16. A history of deep vein thrombosis or pulmonary embolism or a thrombotic event such as
a cerebrovascular accident within 6 months before the first dose (implantable venous
port or catheter-derived thrombosis, investigator evaluation for enrollment).
17. Active infections that required systemic treatment during the screening period (oral,
intravenous infusion).
18. HIV antibody positive during the screening period.
19. hepatitis B surface antigen (HBsAg) or hepatitis B core antibody (HBcAb) positive with
virus replication, hepatitis C antibody (HCV-Ab) positive with virus replication
during the screening period.
20. Any mental or cognitive impairment that may limit the understanding, execution, and
adherence to the study.
21. Drug use and long-term alcohol abuse affected the evaluation of test results.
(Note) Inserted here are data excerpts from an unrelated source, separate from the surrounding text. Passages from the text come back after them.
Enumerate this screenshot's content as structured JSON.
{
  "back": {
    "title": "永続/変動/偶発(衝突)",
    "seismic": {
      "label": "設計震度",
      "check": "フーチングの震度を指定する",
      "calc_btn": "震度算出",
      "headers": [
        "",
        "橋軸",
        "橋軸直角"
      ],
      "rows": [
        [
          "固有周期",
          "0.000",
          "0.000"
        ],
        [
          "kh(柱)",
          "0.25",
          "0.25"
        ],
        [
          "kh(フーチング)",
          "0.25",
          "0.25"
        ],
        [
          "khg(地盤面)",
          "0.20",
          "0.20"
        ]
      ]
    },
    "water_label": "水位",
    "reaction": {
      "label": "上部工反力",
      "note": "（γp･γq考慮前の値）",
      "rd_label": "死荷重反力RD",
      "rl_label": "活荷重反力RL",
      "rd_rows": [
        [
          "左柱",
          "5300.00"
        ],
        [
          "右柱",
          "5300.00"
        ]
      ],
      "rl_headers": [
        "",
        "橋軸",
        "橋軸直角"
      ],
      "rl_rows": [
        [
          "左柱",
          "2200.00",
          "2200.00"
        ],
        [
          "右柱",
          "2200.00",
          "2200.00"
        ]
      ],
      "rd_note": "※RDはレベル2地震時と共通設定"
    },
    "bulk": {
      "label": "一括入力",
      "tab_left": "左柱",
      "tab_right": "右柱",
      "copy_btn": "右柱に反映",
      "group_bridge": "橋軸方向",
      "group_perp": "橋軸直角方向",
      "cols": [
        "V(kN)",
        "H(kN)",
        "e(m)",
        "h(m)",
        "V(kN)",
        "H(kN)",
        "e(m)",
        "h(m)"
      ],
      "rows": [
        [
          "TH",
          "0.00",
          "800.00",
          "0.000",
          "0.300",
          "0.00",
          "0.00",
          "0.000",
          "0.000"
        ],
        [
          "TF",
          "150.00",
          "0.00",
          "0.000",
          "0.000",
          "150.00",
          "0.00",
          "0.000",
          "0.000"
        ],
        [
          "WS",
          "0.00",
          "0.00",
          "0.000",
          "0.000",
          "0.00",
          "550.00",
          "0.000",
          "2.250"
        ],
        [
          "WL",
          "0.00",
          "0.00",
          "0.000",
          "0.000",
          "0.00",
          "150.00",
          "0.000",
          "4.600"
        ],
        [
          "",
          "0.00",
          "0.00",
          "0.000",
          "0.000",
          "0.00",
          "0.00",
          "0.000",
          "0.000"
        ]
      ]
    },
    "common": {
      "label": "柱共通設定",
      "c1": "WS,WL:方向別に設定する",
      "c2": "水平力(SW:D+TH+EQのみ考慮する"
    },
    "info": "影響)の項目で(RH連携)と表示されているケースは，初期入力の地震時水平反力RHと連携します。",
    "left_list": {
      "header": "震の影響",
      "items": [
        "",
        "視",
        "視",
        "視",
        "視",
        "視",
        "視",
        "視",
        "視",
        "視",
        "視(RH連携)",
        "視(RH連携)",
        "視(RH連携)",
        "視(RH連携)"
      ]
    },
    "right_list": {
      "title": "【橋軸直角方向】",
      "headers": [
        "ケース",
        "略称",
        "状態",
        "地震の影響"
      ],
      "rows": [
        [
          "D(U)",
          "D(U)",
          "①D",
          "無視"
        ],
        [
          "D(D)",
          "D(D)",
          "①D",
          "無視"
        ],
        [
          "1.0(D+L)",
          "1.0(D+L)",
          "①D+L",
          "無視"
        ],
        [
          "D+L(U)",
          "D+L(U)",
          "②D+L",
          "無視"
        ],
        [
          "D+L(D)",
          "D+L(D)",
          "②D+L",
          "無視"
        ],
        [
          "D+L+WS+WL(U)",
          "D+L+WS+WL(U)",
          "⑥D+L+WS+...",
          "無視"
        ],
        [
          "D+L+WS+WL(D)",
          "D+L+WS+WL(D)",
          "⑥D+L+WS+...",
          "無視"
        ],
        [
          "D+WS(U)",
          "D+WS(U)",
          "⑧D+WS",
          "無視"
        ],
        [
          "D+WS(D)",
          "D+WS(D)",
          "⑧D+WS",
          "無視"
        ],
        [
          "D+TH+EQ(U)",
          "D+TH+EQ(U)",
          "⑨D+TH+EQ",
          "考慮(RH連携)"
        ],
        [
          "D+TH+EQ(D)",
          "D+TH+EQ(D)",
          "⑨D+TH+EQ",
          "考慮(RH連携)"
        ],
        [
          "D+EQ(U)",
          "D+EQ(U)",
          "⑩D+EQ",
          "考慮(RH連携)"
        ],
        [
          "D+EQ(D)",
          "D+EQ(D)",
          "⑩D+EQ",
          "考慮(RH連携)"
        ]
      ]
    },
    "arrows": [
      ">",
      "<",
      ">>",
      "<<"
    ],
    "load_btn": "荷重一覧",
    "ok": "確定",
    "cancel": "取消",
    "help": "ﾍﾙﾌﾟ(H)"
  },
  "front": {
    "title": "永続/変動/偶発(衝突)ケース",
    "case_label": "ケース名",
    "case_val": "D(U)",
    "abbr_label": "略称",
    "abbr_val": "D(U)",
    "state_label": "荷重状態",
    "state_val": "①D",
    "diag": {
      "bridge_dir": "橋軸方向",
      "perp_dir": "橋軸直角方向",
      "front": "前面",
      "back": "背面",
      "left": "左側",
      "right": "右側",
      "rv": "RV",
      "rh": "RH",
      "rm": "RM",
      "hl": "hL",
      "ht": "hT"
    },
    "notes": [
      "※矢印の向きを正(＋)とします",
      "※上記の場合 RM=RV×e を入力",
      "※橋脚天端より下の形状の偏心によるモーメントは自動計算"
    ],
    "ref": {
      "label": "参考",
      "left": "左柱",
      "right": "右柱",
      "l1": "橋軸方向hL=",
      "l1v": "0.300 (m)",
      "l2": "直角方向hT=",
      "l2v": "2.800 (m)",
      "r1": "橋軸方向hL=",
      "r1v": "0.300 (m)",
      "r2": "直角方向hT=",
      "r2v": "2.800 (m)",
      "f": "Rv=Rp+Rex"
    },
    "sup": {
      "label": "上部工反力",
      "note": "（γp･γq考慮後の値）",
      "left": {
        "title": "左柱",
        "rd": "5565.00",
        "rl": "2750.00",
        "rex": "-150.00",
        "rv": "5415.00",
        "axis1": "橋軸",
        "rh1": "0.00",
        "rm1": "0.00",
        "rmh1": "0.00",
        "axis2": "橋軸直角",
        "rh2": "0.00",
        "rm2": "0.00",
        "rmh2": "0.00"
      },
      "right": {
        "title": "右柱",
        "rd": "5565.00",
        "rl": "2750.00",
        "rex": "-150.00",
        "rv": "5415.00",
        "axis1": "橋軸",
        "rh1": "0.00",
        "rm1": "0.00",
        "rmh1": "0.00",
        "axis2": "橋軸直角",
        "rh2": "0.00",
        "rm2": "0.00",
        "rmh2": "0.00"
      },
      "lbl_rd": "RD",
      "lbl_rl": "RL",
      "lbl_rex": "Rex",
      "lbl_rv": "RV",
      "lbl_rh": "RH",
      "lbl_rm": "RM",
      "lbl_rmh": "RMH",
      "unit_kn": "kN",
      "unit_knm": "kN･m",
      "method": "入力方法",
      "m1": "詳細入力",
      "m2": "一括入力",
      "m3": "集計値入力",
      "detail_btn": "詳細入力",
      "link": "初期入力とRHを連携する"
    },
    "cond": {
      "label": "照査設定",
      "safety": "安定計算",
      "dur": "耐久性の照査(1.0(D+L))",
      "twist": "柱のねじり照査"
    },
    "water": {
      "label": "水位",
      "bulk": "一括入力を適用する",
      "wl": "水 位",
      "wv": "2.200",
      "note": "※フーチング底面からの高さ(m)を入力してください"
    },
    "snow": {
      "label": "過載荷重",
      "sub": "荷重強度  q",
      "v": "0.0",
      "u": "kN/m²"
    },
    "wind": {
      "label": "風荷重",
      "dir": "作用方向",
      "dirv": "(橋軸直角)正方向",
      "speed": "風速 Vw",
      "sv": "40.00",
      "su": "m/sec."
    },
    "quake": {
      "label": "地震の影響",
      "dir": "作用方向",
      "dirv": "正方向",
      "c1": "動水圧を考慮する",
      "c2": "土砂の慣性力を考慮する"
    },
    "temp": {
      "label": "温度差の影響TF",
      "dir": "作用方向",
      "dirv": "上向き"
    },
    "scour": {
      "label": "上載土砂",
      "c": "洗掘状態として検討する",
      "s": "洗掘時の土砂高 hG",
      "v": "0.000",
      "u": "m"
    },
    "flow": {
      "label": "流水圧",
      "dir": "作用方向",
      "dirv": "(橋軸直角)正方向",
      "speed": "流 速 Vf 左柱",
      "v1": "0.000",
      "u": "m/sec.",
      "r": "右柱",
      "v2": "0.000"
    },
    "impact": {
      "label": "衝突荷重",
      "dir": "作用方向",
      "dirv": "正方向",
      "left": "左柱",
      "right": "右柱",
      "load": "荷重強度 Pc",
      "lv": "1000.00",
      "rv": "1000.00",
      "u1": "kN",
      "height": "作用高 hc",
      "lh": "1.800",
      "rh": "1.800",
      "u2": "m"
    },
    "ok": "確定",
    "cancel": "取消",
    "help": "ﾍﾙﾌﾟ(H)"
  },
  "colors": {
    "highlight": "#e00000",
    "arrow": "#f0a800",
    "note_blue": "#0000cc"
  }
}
22. Pregnant or lactating women; Be unwilling or unable to during the treatment of this
test and test the last 12 weeks after the treatment using effective methods of
contraception among women of reproductive age [women of childbearing age include: did
not receive any had menstruation and successful artificial sterilization (hysterectomy
and bilateral tubal ligation or bilateral oophorectomy) or menstruating]; If the
partner is a woman of childbearing age, the subject is a fertile man who is not using
effective contraception.
23. Other conditions considered by the investigator to be inappropriate for trial
participation, such as concomitant disease, concomitant therapy, or any laboratory
abnormality, may interfere with the evaluation of efficacy and safety results.